Affiliation:
1. Department of Otolaryngology-Head and Neck Surgery, Renmin Hospital of Wuhan University, China
2. Research Institute of Otolaryngology-Head and Neck Surgery, Renmin Hospital of Wuhan University, China
Abstract
Objectives: To compare the efficacy and adverse events of different oral corticosteroids (OCSs) withdrawal methods for chronic rhinosinusitis with nasal polyp after endoscopic sinus surgery (ESS). Methods: This was a randomized prospective study conducted from Oct 2019 to Jan, 2021. 35 patients who underwent ESS were randomly divided into 2 groups.

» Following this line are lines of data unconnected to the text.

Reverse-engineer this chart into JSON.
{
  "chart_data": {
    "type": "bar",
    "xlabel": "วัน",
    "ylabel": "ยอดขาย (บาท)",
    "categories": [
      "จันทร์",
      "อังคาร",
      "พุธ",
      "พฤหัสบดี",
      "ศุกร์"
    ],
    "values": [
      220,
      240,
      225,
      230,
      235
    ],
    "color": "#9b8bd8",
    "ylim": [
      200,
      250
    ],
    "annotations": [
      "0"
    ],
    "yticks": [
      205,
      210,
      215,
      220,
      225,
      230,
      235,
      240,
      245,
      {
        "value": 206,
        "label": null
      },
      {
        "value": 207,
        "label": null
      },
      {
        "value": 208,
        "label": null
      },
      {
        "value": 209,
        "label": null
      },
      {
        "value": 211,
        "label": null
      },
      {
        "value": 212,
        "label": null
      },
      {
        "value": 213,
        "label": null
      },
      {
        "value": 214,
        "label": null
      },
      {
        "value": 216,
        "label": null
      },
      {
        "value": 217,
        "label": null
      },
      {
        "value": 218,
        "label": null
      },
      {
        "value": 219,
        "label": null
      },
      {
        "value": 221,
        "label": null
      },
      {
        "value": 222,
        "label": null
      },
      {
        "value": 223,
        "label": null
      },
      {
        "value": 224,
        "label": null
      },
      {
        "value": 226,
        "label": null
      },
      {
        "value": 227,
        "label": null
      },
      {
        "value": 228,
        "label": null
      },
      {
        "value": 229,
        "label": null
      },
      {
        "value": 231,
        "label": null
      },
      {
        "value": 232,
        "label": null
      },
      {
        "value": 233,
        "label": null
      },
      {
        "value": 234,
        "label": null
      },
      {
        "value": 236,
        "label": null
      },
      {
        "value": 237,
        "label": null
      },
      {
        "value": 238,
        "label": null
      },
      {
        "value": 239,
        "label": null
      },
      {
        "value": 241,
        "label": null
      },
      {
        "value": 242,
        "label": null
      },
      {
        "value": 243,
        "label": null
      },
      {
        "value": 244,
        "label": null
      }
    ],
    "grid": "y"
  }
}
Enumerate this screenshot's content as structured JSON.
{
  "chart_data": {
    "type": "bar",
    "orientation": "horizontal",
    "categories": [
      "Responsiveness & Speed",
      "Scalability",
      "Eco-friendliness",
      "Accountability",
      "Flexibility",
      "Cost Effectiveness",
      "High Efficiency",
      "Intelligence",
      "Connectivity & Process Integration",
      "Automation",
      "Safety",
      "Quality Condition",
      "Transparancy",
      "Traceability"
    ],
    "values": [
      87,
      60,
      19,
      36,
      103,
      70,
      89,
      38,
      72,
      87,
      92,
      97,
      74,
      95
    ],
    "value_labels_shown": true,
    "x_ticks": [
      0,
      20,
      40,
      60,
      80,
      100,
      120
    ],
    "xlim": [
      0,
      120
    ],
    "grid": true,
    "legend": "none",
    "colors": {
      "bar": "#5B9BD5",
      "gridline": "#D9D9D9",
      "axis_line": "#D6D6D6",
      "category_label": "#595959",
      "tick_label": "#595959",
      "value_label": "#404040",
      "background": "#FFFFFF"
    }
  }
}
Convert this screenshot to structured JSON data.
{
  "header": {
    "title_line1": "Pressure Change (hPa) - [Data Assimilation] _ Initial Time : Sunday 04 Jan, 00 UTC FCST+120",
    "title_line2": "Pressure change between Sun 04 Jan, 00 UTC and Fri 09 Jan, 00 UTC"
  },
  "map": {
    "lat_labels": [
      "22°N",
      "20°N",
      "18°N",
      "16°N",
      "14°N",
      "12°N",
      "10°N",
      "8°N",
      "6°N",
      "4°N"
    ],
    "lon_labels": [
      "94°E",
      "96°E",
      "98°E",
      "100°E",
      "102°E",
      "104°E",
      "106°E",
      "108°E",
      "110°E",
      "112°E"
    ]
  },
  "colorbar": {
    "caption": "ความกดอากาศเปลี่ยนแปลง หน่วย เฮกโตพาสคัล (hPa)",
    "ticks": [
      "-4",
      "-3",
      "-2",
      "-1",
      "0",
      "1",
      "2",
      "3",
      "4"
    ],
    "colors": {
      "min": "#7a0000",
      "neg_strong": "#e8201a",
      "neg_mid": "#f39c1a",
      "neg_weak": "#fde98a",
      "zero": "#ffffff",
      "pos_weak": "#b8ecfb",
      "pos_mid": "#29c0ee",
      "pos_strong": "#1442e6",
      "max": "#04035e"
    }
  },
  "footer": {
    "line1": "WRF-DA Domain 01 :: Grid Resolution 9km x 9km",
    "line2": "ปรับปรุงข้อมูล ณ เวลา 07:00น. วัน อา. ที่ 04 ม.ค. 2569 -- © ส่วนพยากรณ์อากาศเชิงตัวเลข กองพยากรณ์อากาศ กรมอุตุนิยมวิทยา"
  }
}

Regular group (n = 18) received 0.4mg/kg/day of methylprednisolone orally for 10 days, tapering group (n = 17) received 0.4mg/kg/day of methylprednisolone orally for 7 days, followed by progressive reduction of 8 mg of methylprednisolone per week for 3 weeks. The visual analogue scale (VAS) score, the Lund-Kennedy endoscopy (LKE) score, and the E score were assessed preoperatively and at half and 1, 2, and 12 months postoperatively. Statistical analyses were performed using SPSS. Results: There was no statistical difference in the baseline characteristics between the 2 groups. The postoperative VAS scores and LKE scores of patients were significantly improved from those preoperatively (P-values < 0.05). There was no statistical difference in the LKE score, E score, and VAS score between the 2 groups both preoperatively and postoperatively (P-values > 0.05). There was no statistical difference in adverse events between the 2 groups (P-values > 0.05). Conclusions: The combination of OCSs and ESS can improve the clinical symptoms of patients and the recovery of nasal mucosa. There was no difference between the 2 drug withdrawal methods in efficacy and adverse events. Drug withdrawal gradually is more complicated therefore, in clinical practice, OCSs withdrawal directly would be the better option for patients.